Figure 3.12. Normal distributions with standard deviations of 5 and 10. (“Normal Distributions with Standard Deviations” by Judy Schmitt is licensed under CC BY-NC-SA 4.0.)
Figure 3.13. Differences between two datasets. (“Location and Variability Differences” by Judy Schmitt is licensed under CC BY-NC-SA 4.0.)
Exercises
- If the mean time to respond to a stimulus is much higher than the median time to respond, what can you say about the shape of the distribution of response times?
- Compare the mean, median, and mode in terms of their sensitivity to extreme scores.
- Your younger brother comes home one day after taking a science test. He says someone at school told him that “60% of the students in the class scored above the median test grade.” What is wrong with this statement? What if he had said “60% of the students scored above the mean?”
- Make up three datasets with five numbers each that have:
- the same mean but different standard deviations.
- the same mean but different medians.
- the same median but different means.
- Compute the population mean and population standard deviation for the following scores (remember to use the sum of squares table): 5, 7, 8, 3, 4, 4, 2, 7, 1, 6
- For the following problem, use the following scores: 5, 8, 8, 8, 7, 8, 9, 12, 8, 9, 8, 10, 7, 9, 7, 6, 9, 10, 11, 8
- Create a histogram of these data. What is the shape of this histogram?
- How do you think the three measures of central tendency will compare to each other in this dataset?
- Compute the sample mean, the median, and the mode
- Draw and label lines on your histogram for each of the above values. Do your results match your predictions?
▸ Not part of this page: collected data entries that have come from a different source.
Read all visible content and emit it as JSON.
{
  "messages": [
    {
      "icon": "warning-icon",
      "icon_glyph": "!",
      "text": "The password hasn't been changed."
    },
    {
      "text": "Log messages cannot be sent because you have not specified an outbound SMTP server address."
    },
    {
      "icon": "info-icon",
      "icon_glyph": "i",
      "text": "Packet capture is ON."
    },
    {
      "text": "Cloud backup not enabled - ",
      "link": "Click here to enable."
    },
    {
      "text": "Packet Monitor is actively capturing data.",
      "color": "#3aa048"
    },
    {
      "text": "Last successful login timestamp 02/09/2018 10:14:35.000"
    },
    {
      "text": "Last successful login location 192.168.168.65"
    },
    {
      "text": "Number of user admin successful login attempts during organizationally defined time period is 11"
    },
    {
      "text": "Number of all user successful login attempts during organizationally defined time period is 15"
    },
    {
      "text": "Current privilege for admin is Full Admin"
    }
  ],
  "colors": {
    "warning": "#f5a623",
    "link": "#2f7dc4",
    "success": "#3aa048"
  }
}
- Compute the range, sample variance, and sample standard deviation for the following scores: 25, 36, 41, 28, 29, 32, 39, 37, 34, 34, 37, 35, 30, 36, 31, 31
- Using the same values from Problem 7, calculate the range, sample variance, and sample standard deviation, but this time include 65 in the list of values. How did each of the three values change?
- Two normal distributions have exactly the same mean, but one has a standard deviation of 20 and the other has a standard deviation of 10. How would the shapes of the two distributions compare?
- Compute the sample mean and sample standard deviation for the following scores: −8, −4, −7, −6, −8, −5, −7, −9, −2, 0
Answers to Odd-Numbered Exercises
1)
If the mean is higher, that means it is farther out into the right-hand tail of the distribution. Therefore, we know this distribution is positively skewed.
3)
The median is defined as the value with 50% of scores above it and 50% of scores below it; therefore, 60% of score cannot fall above the median. If 60% of scores fall above the mean, that would indicate that the mean has been pulled down below the value of the median, which means that the distribution is negatively skewed
5)
= 4.80, s2 = 2.36
7)
Range = 16, s2 = 18.40, s = 4.29
9)
If both distributions are normal, then they are both symmetrical, and having the same mean causes them to overlap with one another. The distribution with the standard deviation of 10 will be narrower than the other distribution.